Curiosamente el hecho de que los emigrantes contemplase el declive de la especie aceleró su destrucción, puesto que se apresuraron a talar su valiosa madera antes de que el hongo acabase con todos los especímenes. Entre los hongos y los humanos, el castaño americano desapareció de los bosques en cuestión de décadas.
Ahora, unos voluntarios que participan en un programa de la Universidad de Virginia, han plantado un terreno de 1000 acres con esta especie (Castanea dentata) aprovechando los pocos ejemplares que quedan vivos. Su supervivencia será algo muy complicado a causa de la virulencia del hongo, pero para lograrlo, los árboles no serán exactamente iguales a los de antaño. Aprovechando que los sistemas de raíces sobreviven al hongo, los científicos han hibridado a la especie local con una especie china tratando de crear un castaño que sea todo lo americano que se pueda, excepto en su susceptibilidad a ser infectado.

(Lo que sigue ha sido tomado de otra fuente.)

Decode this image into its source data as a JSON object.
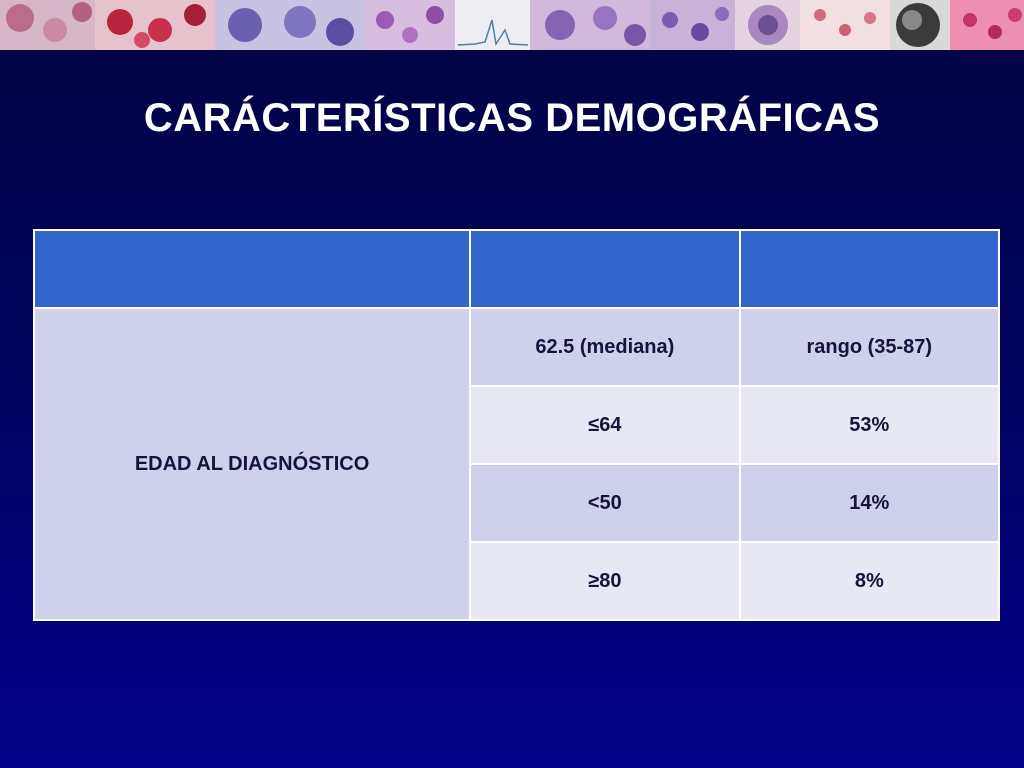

La esperanza de los conservacionistas es que alguno de ellos logre hacerse resistente al hongo y crecer hasta las alturas que sus ancestros (la especie china con la que se ha hibridado es realmente bajita). Si lo consiguen, la Fundación Castaño habrá logrado despertar al árbol que una vez cubrió buena parte del territorio del este de los Estados Unidos, aunque en esta ocasión su genoma no sea 100% americano, sino un 5% chino.